# Need Information On Bear Black Bear Bow



## Brother65 (Jan 15, 2006)

I forgot to set up the email notification and it was too late to edit. 
Thanks.


----------



## johnnybravoo77 (Nov 2, 2008)

E-mail Bear. They will send you a pdf of the original owners manual, very helpfull and nice to boot!


----------



## ibjpn (Jun 3, 2007)

That model was my first bow. Mine had no cable guard or slide and I don't remember about the draw adjust.


----------



## MOC (Jul 4, 2003)

A Bear Black Bear was my first compound bow. That was a loooooooong time ago.


----------



## Brother65 (Jan 15, 2006)

Did you ever chrono one?? I'll bet it was smokin. LOL


----------



## Brother65 (Jan 15, 2006)

Does anyone know if you can lower the draw weight on this bow? I don't want to start backing out limb bolts and have it explode.:mg::mg::mg:


----------



## Old Man Archer (Mar 31, 2009)

Still own one thats a 50 -65# you can adjust the weight by backing out limb bolts and the draw length is adjustable via the slots in the wheels. You can buy an after market flat slide to prevent wear on cables.


----------



## Brother65 (Jan 15, 2006)

Thanks. Do you know how many turns you can back it out max?


----------



## War_Material (Jul 17, 2012)

I know this is an OLD thread revived but I am helping a friend out on this bow and I set up a d-loop and pep and the serving is coming off of the d-loop part does anybody have the tuning chart or a link to it or a PDF? Thanks!


----------



## GWFH (Jan 22, 2006)

Still got mine

you can back limbs out but dont let the bottom of limb out higher than the pocket
the dl adjusts as you described
they didnt come with a cable rod (note the string track is offset from cable track a bit.....enough to let the shaft go by but feathers will contact cables). You can add one if you want.


----------



## blueglide1 (Jun 29, 2006)

The Black Bear was a big box bow from Bear designed for the Shopkos,and Wally Worlds of the day.A step down from the Pro Shop offerings.Yes you can adjust weight,and yes the draw length can be adjusted by the different slots in the wheel.It was my first bow waaay back,I harvested my first deer with it. Then moved up to the Whitetail ll.


----------



## lynnmc (May 4, 2012)

usually I go out 4 turns to be safe.


----------



## lynnmc (May 4, 2012)

usually I go out 4 turns to be safe.
I have one in the shop needing a string, any ideals on length?


----------



## michaelstone (Aug 3, 2014)

This is an older bow then? Friends got one for $150 with a hard case. 45-65# I believe they said.


----------



## Eaz8 (Sep 8, 2016)

bumping a old thread...anyone ever get the pdf on this bow??


----------



## Zephyrus (Sep 21, 2020)

michaelstone said:


> This is an older bow then? Friends got one for $150 with a hard case. 45-65# I believe they said.


It was $80 brand new!!!


----------



## Camacho (Oct 17, 2021)

Very Old thread, but I emailed Bear and they sent me the attached .pdf’s. Hope they come through, as I’ve never posted a .pdf on here. 

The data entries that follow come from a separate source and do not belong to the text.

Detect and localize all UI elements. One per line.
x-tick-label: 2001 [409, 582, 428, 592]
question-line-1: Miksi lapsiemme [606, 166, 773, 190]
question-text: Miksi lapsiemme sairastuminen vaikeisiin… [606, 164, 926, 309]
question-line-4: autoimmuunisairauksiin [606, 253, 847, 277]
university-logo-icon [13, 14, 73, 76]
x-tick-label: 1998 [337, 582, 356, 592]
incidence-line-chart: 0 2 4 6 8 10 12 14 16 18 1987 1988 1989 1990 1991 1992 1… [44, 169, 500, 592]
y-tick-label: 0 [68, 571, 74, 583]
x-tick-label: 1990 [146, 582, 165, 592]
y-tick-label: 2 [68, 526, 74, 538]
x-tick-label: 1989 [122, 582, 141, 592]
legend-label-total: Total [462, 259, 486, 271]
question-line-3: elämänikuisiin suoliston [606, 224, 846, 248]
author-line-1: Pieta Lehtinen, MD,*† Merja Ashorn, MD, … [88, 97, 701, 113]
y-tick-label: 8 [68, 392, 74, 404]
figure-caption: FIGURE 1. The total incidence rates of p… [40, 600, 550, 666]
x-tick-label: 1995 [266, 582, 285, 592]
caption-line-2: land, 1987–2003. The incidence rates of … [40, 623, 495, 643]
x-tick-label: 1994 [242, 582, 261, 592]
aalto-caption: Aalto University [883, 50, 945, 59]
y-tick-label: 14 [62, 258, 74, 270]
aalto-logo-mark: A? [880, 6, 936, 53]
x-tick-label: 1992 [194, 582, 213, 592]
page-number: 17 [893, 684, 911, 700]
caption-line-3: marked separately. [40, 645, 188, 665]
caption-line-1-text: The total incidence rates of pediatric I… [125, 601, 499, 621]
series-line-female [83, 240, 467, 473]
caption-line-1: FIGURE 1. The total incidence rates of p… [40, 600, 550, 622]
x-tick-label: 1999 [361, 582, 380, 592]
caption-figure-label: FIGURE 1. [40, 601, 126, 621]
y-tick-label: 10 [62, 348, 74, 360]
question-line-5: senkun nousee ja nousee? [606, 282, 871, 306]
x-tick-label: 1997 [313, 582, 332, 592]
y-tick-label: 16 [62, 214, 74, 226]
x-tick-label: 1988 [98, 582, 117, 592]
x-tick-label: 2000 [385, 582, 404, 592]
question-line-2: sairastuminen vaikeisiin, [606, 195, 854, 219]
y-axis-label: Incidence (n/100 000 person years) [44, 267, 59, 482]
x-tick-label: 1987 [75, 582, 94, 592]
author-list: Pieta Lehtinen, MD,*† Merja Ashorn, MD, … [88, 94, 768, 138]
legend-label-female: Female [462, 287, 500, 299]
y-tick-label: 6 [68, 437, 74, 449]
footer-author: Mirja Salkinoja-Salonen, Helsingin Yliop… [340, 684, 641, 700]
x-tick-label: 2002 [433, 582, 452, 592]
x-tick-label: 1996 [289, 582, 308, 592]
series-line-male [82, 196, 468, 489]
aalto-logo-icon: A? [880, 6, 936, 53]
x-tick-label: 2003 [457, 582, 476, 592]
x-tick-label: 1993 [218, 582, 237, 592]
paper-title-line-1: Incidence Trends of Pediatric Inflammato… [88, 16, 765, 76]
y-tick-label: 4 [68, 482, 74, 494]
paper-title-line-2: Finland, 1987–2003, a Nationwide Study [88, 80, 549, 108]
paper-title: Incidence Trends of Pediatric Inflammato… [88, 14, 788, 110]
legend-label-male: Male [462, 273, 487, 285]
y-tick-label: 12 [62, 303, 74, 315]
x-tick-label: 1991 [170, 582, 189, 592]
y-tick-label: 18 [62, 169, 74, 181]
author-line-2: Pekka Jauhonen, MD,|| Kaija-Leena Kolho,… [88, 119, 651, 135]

I just found one of these on CL and think I’m gonna get it for $40.

I may Warf it (if I can find plates) or make it a retro compound shooter. Haven’t decided yet. . .


----------



## Dale_B1 (Jan 31, 2004)

Camacho said:


> Very Old thread, but I emailed Bear and they sent me the attached .pdf’s. Hope they come through, as I’ve never posted a .pdf on here.
> 
> I just found one of these on CL and think I’m gonna get it for $40.
> 
> I may Warf it (if I can find plates) or make it a retro compound shooter. Haven’t decided yet. . .


$40 is way too much for it. Bow is worth maybe $15 tops, maybe.


----------



## Camacho (Oct 17, 2021)

You forgot to account for inflation. This isn’t 2020 anymore. 

But seriously these sell for higher than that amongst the WARF community. Riser only.

You may be right if you are strictly looking at it as a compound bow. Maybe no compound shooters want them.

The vintage compound thing does seem to be getting some traction though. . . Looks fun.


----------